The use of security elements is well established in the field of security documents. One such type of security element is an optically variable device (OVD) which is a security feature or device that changes in appearance. OVDs provide an optically variable effect when the banknote is tilted and/or when the viewing angle of the observer relative to the OVD changes. The image of an OVD may also be changed by aligning a verification device over the security feature or device. An OVD may be provided by a printed area, e.g. an area printed with metallic inks or iridescent inks, by an embossed area, and by a combination of a printed and embossed feature. An OVD may also be provided by a diffractive device, such as a diffraction grating or a volume hologram and may include arrays of microlenses and lenticular lenses.
Lens-based security devices are a type of optically variable device (OVD). A description of cylindrical microlenses arranged in a lenticular array to make an OVD is provided in ‘Optical Document Security’, 3rd Edition by Rudolf L. Van Renesse ISBN 1-58053-258-6, pages 162 and 163, published 2005. The lenticular array is a series of cylindrical microlenses moulded in a polymer substrate. The microlens array can be placed on printed images and indicia such that when viewed from different angles, different images of the underlying indicia are seen.
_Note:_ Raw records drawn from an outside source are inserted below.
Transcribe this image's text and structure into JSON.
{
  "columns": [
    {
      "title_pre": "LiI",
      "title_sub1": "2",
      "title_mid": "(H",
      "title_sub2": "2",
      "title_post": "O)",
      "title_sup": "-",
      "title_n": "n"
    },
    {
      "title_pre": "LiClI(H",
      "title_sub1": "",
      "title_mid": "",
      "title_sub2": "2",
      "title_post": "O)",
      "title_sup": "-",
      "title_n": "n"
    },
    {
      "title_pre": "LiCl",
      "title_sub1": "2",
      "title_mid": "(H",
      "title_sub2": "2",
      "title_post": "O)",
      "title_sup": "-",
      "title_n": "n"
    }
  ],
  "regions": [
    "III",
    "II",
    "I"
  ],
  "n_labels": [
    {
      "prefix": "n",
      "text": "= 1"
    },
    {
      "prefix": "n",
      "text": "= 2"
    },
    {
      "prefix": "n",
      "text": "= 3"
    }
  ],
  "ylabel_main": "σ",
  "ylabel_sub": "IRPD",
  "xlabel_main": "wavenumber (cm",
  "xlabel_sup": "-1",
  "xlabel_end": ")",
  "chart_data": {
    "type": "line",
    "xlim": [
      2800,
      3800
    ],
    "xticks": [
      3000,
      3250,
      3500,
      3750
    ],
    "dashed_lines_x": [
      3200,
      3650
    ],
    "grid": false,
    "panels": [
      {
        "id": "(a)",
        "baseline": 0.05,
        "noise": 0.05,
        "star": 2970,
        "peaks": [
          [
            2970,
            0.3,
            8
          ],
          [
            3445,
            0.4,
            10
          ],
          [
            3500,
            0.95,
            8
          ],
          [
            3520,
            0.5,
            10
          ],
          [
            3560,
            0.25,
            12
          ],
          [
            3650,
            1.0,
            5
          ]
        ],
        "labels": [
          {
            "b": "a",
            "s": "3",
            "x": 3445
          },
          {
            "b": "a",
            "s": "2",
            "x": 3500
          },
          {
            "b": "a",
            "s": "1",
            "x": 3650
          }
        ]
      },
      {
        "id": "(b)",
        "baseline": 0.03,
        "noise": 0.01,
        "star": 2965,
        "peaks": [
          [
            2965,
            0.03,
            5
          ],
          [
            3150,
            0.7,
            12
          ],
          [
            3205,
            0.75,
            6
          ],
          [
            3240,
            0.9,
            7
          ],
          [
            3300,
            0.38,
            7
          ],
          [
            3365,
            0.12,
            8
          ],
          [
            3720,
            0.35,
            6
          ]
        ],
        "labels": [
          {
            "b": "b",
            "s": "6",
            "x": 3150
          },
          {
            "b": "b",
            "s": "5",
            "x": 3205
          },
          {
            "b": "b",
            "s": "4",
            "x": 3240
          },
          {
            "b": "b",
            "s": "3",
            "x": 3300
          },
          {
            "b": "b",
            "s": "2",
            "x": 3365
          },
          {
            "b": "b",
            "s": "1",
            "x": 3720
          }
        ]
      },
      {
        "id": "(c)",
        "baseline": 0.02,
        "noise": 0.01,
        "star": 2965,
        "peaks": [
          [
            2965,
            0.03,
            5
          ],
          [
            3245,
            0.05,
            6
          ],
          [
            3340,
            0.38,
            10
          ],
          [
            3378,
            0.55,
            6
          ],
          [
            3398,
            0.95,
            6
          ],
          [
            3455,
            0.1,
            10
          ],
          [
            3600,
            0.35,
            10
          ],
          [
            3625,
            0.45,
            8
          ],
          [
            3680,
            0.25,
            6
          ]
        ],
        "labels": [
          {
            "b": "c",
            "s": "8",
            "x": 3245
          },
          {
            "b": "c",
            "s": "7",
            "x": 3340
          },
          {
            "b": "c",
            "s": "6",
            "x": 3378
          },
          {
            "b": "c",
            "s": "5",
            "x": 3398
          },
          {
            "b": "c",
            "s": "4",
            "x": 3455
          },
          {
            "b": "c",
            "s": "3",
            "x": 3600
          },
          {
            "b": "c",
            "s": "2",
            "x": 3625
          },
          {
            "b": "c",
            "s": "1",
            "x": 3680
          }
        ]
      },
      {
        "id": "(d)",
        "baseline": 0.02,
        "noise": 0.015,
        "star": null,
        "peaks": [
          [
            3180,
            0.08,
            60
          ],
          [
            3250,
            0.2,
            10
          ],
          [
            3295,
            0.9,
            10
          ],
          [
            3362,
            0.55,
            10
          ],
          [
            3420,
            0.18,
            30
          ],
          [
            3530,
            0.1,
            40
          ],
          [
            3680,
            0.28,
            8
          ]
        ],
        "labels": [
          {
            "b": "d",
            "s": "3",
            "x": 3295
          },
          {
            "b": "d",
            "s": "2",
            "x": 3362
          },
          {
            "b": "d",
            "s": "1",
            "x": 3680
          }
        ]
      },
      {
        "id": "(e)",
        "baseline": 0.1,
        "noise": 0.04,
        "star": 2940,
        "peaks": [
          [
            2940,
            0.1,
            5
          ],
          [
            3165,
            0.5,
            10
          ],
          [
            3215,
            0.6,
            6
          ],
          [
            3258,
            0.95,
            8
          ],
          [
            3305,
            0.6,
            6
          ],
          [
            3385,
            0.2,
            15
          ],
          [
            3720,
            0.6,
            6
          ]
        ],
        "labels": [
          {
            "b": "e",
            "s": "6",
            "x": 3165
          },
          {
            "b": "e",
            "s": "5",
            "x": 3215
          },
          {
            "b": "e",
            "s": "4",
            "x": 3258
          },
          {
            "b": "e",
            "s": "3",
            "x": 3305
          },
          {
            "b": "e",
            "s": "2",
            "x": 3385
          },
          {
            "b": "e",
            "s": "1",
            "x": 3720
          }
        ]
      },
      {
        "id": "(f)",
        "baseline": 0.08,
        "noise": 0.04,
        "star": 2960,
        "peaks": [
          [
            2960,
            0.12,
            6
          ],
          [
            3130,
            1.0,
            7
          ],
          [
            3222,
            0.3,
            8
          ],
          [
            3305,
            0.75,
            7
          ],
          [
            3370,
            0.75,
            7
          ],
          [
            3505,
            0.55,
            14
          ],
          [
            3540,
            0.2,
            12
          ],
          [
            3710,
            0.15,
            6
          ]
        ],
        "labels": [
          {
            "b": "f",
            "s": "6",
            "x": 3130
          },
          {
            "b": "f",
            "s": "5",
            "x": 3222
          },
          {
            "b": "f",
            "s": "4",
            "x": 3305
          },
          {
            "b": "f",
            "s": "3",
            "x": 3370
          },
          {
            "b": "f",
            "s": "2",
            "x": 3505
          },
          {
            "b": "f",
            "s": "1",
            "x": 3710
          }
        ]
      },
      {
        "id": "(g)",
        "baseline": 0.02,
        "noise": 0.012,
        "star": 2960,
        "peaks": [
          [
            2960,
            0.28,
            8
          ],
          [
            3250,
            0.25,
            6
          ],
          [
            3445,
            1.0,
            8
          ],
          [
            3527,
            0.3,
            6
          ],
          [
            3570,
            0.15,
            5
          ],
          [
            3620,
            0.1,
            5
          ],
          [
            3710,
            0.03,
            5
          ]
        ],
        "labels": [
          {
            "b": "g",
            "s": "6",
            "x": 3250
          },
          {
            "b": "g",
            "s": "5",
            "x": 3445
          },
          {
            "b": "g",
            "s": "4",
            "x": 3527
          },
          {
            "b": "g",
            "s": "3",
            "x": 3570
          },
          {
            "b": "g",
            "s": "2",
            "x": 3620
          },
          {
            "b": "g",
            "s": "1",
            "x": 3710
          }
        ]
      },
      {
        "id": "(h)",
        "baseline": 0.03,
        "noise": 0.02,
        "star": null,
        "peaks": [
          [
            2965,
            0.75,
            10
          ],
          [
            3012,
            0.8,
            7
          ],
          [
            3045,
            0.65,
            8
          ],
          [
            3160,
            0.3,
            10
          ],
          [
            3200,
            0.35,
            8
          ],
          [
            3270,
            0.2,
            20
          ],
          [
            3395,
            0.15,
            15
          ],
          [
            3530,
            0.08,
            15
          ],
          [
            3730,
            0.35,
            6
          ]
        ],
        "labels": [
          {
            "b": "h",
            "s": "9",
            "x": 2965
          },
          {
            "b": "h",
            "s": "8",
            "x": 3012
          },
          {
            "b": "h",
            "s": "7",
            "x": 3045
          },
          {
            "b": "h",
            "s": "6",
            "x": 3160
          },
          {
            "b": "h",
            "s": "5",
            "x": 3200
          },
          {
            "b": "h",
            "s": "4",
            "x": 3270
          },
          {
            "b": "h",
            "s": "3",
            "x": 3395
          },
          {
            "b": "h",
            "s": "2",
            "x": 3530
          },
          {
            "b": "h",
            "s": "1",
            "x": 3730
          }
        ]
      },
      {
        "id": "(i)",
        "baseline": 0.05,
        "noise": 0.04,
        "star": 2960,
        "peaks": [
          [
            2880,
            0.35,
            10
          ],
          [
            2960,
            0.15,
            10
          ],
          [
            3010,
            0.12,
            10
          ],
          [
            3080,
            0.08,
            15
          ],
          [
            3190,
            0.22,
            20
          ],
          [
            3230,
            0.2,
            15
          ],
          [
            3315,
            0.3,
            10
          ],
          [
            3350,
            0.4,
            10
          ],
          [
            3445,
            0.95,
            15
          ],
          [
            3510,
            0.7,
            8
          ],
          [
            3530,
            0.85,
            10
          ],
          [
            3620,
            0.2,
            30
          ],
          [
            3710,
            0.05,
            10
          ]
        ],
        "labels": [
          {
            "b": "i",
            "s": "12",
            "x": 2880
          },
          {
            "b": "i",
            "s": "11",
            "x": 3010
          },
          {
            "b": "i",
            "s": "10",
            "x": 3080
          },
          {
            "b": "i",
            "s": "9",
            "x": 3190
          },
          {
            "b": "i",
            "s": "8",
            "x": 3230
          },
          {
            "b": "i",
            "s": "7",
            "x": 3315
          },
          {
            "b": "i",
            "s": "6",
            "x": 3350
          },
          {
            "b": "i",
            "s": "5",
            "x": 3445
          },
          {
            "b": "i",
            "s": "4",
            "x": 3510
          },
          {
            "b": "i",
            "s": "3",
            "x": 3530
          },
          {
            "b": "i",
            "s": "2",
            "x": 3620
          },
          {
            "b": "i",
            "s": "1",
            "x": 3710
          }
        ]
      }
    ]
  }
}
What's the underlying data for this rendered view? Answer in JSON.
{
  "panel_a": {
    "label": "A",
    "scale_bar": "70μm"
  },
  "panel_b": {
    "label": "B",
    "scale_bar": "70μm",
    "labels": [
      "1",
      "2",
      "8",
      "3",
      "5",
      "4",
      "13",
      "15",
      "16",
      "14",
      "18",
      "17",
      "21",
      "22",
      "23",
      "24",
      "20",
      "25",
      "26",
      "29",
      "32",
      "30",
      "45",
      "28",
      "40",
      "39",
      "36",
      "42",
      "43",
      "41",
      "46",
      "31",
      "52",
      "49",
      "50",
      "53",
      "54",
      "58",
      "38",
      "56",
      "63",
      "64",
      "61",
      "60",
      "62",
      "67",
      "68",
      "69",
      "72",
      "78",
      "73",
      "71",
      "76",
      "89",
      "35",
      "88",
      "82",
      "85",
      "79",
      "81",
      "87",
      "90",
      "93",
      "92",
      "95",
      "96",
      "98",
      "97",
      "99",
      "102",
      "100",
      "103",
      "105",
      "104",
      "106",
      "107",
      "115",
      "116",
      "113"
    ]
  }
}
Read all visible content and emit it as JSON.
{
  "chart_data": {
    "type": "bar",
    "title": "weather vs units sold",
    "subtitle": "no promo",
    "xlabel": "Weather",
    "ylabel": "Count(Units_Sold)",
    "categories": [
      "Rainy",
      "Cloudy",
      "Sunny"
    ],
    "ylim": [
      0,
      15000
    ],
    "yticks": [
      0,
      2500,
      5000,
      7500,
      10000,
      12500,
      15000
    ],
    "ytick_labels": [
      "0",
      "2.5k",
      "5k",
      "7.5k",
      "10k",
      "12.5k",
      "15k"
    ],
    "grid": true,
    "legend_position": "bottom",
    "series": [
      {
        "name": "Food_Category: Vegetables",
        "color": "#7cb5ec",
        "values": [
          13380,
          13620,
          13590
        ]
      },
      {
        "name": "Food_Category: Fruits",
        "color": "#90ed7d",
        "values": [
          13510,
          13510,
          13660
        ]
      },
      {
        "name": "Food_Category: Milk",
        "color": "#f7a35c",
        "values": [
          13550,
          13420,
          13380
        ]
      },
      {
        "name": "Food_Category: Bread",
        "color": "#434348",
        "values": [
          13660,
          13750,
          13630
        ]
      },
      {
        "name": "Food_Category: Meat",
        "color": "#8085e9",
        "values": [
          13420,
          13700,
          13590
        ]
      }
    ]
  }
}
This technology can also be used with spherical or part-spherical microlenses and micro-images to produce magnified images by moire magnification, and to give an illusion of depth or movement as the underlying image is viewed from various angles.
Security elements, such as microlens arrays and other types of OVDs, such as diffraction gratings and volume holograms, are usually made separately from the remainder of the security document and subsequently applied to the document substrate to complete the security document. For example the OVDs are formed as a repeating pattern in a polymer substrate and wound into a roll. Then, in a completely separate process, the OVDs are applied to a designated area on the remainder of the security document.
Unfortunately, microlens structures and other types of security elements which have a structured surface, such as volume holograms, necessarily have a height or profile that gives the security document a significant localised increase in thickness. Typically the thickness can increase by about 30% or more in the area occupied by the security device. This localised thickness increase compounds when the security documents are stacked on top of each other. Similarly, if the security element is applied to a continuous web of the security documents and subsequently wound into a roll, the roll quickly develops a large eccentricity which generates downstream problems in the production process. The distortion in the roll causes some slack areas in the web and areas of excessive tension in the web where the web may burst or shows signs of “pressure blocking”. Pressure blocking occurs where two surfaces are brought into close contact with each other under pressure and, as a result of pressure surface entanglement or Van der Waal forces, the level of adhesion between the surfaces increases to such an extent that a significant force is required to part them. On occasion the force can exceed the cohesive strength of the two surfaces resulting in rupturing one or more of the surfaces.
If the security documents are a stack of separate sheets, the thickness variation in the stack creates complications when the sheets are fed or delivered through a sheet transport system. If the security document is a bank note, then a stack of the notes in a cash issuing and processing machine will form a wedge shape which limits the number of notes that can be processed at any one time. Portions of the stack can be regularly rotated 180° in order to produce a stack that is flatter. However, if the OVD is around the middle of the note, turning sections of the stack tends to be less effective at flattening the stack.
Wedge-shaped stacks limit the number of notes that can be processed at one time and increase processing costs. Rotating the notes within a stack introduces complexity and complications with note authentication. Furthermore, the production of the OVDs separately from the remainder of the document substantially increases the production costs relative to a security document compared with a type of security device that can be formed in a single ‘in line’ manufacturing process.